For Christmas, I got my mom a neck pillow. She has a habit of sleeping in weird positions. So, I figured the pillow would help her keep her neck up and more aligned. She seems to really like it and didn’t mind it. So, that makes me happy.
My grandmother came and spent Christmas with us. She brought some food. So, I didn’t have to cook. Since I was sick, I appreciated that.
So, all in all, we didn’t do much. It was a nice quiet day at home and I got to spend much needed and desired quality time with my mom.
I’m hoping mom will still be here next Christmas and we won’t be in this house, so if she is here I can make her holiday really special. Because she deserves a special day. Not just Christmas day, but every day.
I don’t know what 2020 holds for us. I guess none of us do. But, all I want is for all of us is to be healthy and happy. I want to spend the time cherishing whatever moments I have left with mom. I know I will lose her one day. But, I’m not ready. Is anyone ever really ready to lose their loved ones though? You always want your mommy/daddy. Seems no matter how old I get, I’ll always need her.
On a happier note…
On Christmas Day, I was remembering Christmases past…
One particular happy memory I had actually took place on a several Christmas Eves…

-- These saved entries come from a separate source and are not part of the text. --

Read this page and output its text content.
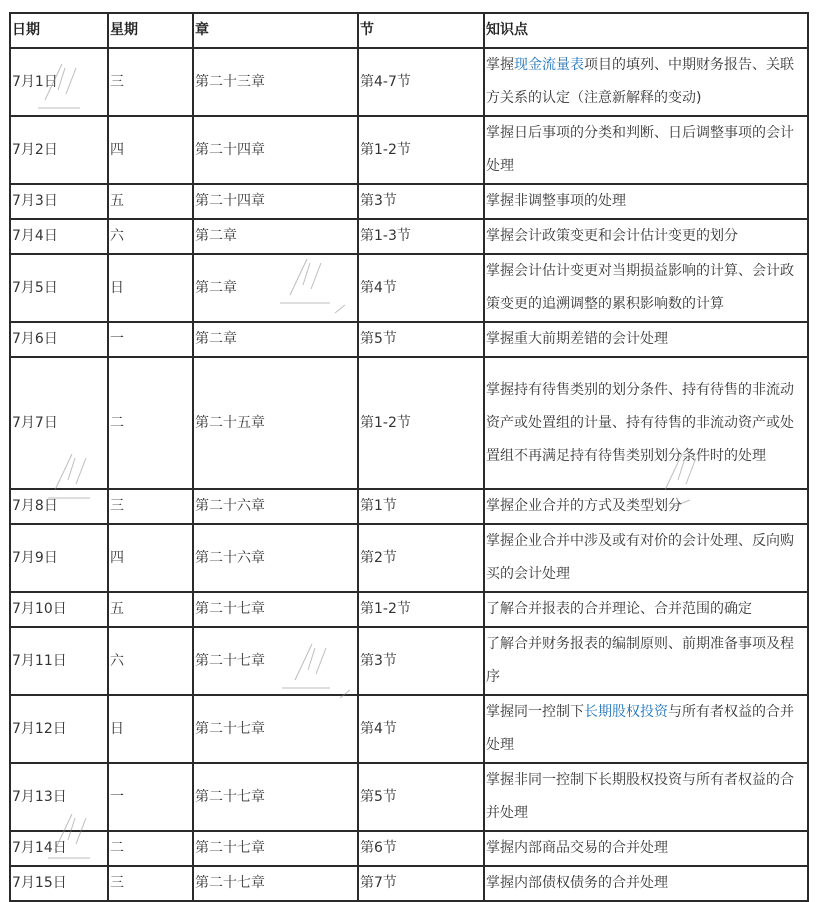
日期	星期	章	节	知识点
7月1日	三	第二十三章	第4-7节	掌握现金流量表项目的填列、中期财务报告、关联方关系的认定（注意新解释的变动)
7月2日	四	第二十四章	第1-2节	掌握日后事项的分类和判断、日后调整事项的会计处理
7月3日	五	第二十四章	第3节	掌握非调整事项的处理
7月4日	六	第二章	第1-3节	掌握会计政策变更和会计估计变更的划分
7月5日	日	第二章	第4节	掌握会计估计变更对当期损益影响的计算、会计政策变更的追溯调整的累积影响数的计算
7月6日	一	第二章	第5节	掌握重大前期差错的会计处理
7月7日	二	第二十五章	第1-2节	掌握持有待售类别的划分条件、持有待售的非流动资产或处置组的计量、持有待售的非流动资产或处置组不再满足持有待售类别划分条件时的处理
7月8日	三	第二十六章	第1节	掌握企业合并的方式及类型划分
7月9日	四	第二十六章	第2节	掌握企业合并中涉及或有对价的会计处理、反向购买的会计处理
7月10日	五	第二十七章	第1-2节	了解合并报表的合并理论、合并范围的确定
7月11日	六	第二十七章	第3节	了解合并财务报表的编制原则、前期准备事项及程序
7月12日	日	第二十七章	第4节	掌握同一控制下长期股权投资与所有者权益的合并处理
7月13日	一	第二十七章	第5节	掌握非同一控制下长期股权投资与所有者权益的合并处理
7月14日	二	第二十七章	第6节	掌握内部商品交易的合并处理
7月15日	三	第二十七章	第7节	掌握内部债权债务的合并处理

See, my mom started this tradition with me when I was a little girl…Every Christmas Eve, while she was wrapping gifts, eating the treats and beer we left Santa, she would leave one of my gifts unwrapped and she would place it in the middle of my room, so if I woke up in the middle of the night, I would see it, right in front of me. One year, a really cute cabbage patch doll!
If I didn’t see the present until morning, I would wake up screaming and so excited, “MOMMY! LOOK AT WHAT SANTA LEFT ME!”, or, “Mommy! Mommy! Santa was here!”
Mom would look at my gift and say something like, “oh, that’s so nice!” And she would give me a huge hug and kiss. Then, we would go downstairs at 6 or 7am and open gifts.
That was always so special to me. It always made me feel like Santa had been there and loved me enough to leave something special unwrapped, just for me. And I looked for that every year. It’s special moments like that that stick with you.
Mom wasn’t perfect (no parent is). Mom wasn’t rich (not even close). But, she used what little she had to make Christmas Special and memorable for me. And I will always love and appreciate her for that!